Mistreß Reed. Ich habe dich nach Lowood verbannt, ich hatte meinem Manne versprochen, dich wie mein Kind zu halten -- ich that es nicht -- ich habe dir zweimal unrecht gethan, habe dir daher nichts zu vergeben; es war ein Unglück, daß du geboren worden.
Jane (das Gesicht in beiden Händen verbergend). Ja, ja! O ja!
Mistreß Reed (sich aufrichtend). Es ist etwas Entsetzliches geschehen -- ich weiß es, ich fühle es, da, da! (Sie drückt die geballte Faust auf die Brust.) Mein Herz brennt wie Feuer! Ich habe nichts auf der Welt geliebt als John, nur er konnte mein Herz so zerfleischen. (In schmerzlichem Aufschrei.) John ist tot.
Jane (schüchtern). Aber -- Sie haben noch eine Tochter!
Mistreß Reed (auffahrend). Ja -- ja! Und sie muß glücklich, muß reich werden, und wir müssen leben! Darum mußt du fort.
Rowland (steht mit untergeschlagenen Armen und macht eine Bewegung, als verstände er plötzlich, was vorgeht).

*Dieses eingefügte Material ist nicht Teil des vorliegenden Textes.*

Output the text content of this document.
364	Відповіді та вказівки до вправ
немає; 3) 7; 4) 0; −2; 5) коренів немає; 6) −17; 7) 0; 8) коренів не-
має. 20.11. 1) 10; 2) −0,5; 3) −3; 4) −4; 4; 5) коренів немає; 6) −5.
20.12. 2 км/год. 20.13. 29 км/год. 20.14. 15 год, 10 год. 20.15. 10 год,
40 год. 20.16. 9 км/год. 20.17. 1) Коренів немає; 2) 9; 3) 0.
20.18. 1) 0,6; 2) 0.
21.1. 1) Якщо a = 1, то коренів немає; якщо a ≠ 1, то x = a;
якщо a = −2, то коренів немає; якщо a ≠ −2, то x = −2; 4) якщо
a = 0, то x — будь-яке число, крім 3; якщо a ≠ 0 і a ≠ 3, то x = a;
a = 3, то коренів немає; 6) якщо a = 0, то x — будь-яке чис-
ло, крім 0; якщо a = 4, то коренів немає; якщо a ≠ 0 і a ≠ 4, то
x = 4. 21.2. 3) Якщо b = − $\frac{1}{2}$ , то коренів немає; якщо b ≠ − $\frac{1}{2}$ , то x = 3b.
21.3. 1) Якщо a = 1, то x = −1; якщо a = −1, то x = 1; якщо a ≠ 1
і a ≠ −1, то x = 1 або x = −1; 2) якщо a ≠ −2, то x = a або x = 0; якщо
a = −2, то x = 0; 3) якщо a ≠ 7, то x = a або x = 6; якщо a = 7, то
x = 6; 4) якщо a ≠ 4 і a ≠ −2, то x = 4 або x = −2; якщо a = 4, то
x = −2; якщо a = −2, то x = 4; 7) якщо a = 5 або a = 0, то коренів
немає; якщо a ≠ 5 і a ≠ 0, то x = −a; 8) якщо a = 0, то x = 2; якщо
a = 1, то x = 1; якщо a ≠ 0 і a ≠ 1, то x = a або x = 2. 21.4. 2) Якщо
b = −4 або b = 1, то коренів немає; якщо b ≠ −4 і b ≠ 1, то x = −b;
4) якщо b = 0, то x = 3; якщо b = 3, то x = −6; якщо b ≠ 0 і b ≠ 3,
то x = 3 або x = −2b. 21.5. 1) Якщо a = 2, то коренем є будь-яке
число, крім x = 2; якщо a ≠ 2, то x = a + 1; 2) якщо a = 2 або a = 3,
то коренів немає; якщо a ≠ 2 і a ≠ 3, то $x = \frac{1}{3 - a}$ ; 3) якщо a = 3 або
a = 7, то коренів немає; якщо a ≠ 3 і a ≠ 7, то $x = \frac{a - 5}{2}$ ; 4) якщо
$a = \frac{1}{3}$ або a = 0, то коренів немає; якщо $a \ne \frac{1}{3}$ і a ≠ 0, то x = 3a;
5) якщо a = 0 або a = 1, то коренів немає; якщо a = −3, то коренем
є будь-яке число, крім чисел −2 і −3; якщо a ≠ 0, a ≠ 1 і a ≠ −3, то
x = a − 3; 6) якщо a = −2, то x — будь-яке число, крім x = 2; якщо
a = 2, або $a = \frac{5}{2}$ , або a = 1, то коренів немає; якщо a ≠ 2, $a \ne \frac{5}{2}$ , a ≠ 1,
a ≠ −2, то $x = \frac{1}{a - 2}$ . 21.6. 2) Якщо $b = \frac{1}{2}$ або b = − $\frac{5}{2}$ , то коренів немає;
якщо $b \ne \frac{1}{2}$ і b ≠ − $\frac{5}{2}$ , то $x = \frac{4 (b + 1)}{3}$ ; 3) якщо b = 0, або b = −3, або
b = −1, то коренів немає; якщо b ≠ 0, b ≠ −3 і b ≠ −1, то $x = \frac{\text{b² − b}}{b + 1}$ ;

Mistreß Reed (zieht mit zitternder Hand ein Portefeuille aus der Tasche, öffnet es, indem sie spricht). Dein Onkel lebt und harrt noch auf dich -- da, da ist sein erster und --- zweiter Brief, ich habe mich nie davon getrennt, ich dachte immer: einmal komme doch der Augenblick, diese Last von meinem Gewissen zu wälzen! Ha, er ist da! Da nimm -- und geh nun, Jane Eyre, wir sind quitt!
Jane (die Briefe nehmend). Ich werde gehen, Tante Reed -- wenn Sie mir Ihren Segen mitgeben! (Sie streckt beide Arme nach ihr und will ihre Hand fassen.)
Mistreß Reed (schaudernd, fährt zurück). Meinen Segen?! Du hast John gehaßt, hast ihn einmal umbringen wollen -- nein, nein -- ich kann dich nicht segnen, der Segen des Hasses wäre Gotteslästerung! Aber -- du gehst, um Georgine glücklich zu machen, ich werde dir Gutes wünschen --- mehr kann ich nicht, (schwer atmend) mehr kann ich nicht!
Rowland (erhebt entschlossen das Haupt und tritt zurück).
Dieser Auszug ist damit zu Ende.